Full Year 2018 Financial Results
Sales in 2018 increased 24 percent to $212.1 million compared to $170.7 million in 2017. The increase was driven by the inclusion of Sierra, which contributed $35.4 million in total sales and $25 million in incremental sales during the year, and growth in Black Diamond apparel, climb and mountain product categories. Excluding the Sierra acquisition, sales increased 10 percent. On a constant currency basis, total sales were up 23 percent.
Gross margin in 2018 increased 340 basis points to 34.9 percent compared to 31.5 percent in 2017. The increase was primarily due to favorable channel and product mix, the positive impact from foreign exchange, and more normalized levels of discontinued merchandise. Excluding a fair value inventory step-up associated with the Sierra acquisition, adjusted gross margin in 2018 increased 260 basis points to 35.4 percent.
Selling, general and administrative expenses in 2018 increased 16 percent to $65.2 million compared to $56.3 million in 2017. As a percentage of sales, selling, general and administrative expenses declined 230 basis points to 30.7 percent as the Company drove cost efficiencies despite strong brand growth, partially offset by the continued strategic investments in demand creation and product innovation within Black Diamond and Sierra.
Income tax benefit in 2018 was $0.8 million compared to a $5.1 million benefit in 2017. The higher income tax benefit in 2017 was largely due to the implementation of the Tax Cuts and Jobs Act of 2017.
Net income in 2018 improved significantly to $7.3 million or 24 cents per diluted share, compared to a net loss of $0.7 million or (2) cents per diluted share in 2017. Net income in 2018 included $11.4 million of non-cash charges, $0.5 million of transaction costs, and $0.1 million of restructuring costs, compared to a net loss in 2017 that included $3.2 million of non-cash charges, $2.1 million in transaction costs, $0.2 million in restructuring costs, and $0.1 million in merger and integration costs.
Adjusted net income in 2018, which excludes the non-cash charges as well as transaction, merger and integration, and restructuring costs, increased significantly to $19.3 million or 64 cents per diluted share, compared to $4.7 million or 16 cents per diluted share in 2017.
Adjusted EBITDA in 2018 increased significantly to $20.8 million compared to $6.1 million in 2017. As a percentage of sales, adjusted EBITDA improved 630 basis points to 9.8 percent.
Net cash provided by (used in) operating activities for 2018 and 2017 were $11.4 million and $(8.9) million, respectively.

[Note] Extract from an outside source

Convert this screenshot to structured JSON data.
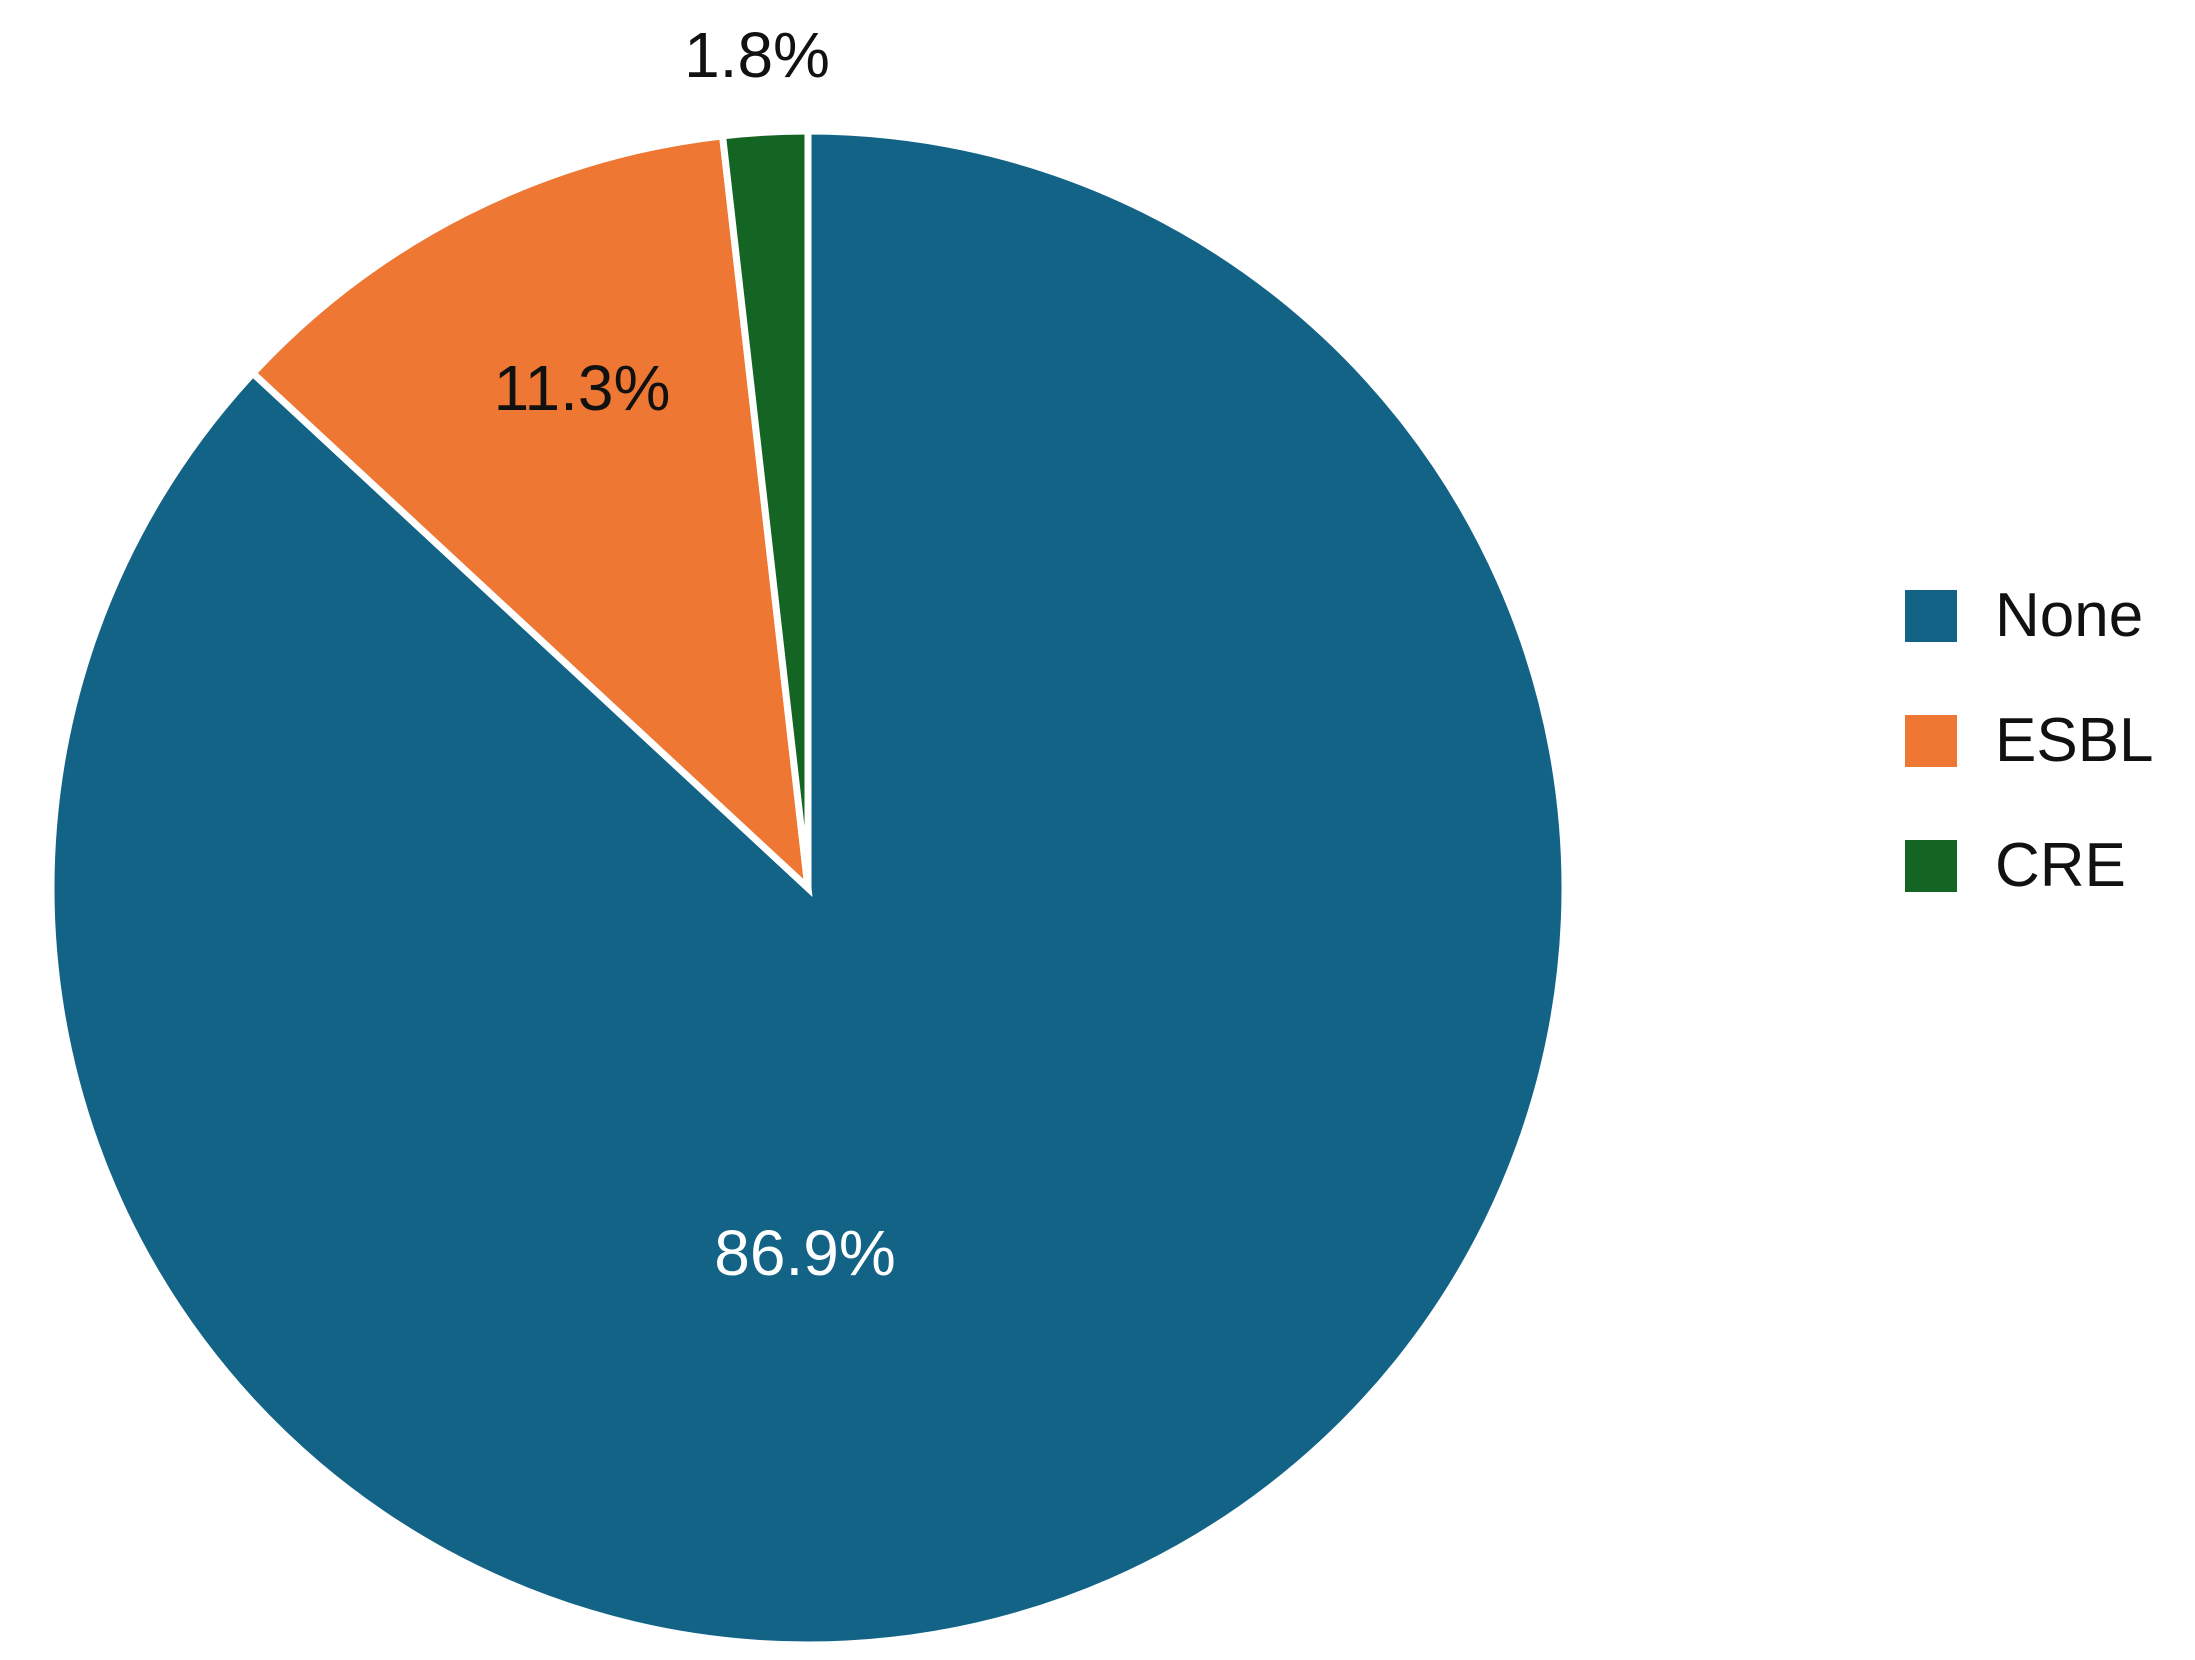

Capital expenditures for 2018 was $3.4 million compared to $2.8 million in 2017. Free cash flow, defined as net cash provided by operating activities less capital expenditures, for 2018 was $8 million compared to $(11.7) million in 2017.
At December 31, 2018, cash and cash equivalents totaled $2.5 million compared to $1.9 million at December 31, 2017. The Company’s debt balance at December 31, 2018, was $22.1 million compared to $20.8 million at December 31, 2017.
2019 Outlook
Clarus anticipates fiscal year 2019 sales to grow approximately 8 percent to $230 million compared to 2018. The Company also expects adjusted EBITDA to increase approximately 20 percent to $25 million compared to 2018.
Additionally, in fiscal year 2019 the Company expects capital expenditures to be approximately $4.5 million and free cash flow to be approximately $10 million.
Net Operating Loss (NOL)
The Company estimates that it has available NOL carryforwards for U.S. federal income tax purposes of approximately $141 million. The Company’s common stock is subject to a rights agreement dated February 7, 2008 that is intended to limit the number of 5 percent or more owners and therefore reduce the risk of a possible change of ownership under Section 382 of the Internal Revenue Code of 1986, as amended. Any such change of ownership under these rules would limit or eliminate the ability of the Company to use its existing NOLs for federal income tax purposes. However, there is no guaranty that the rights agreement will achieve the objective of preserving the value of the NOLs.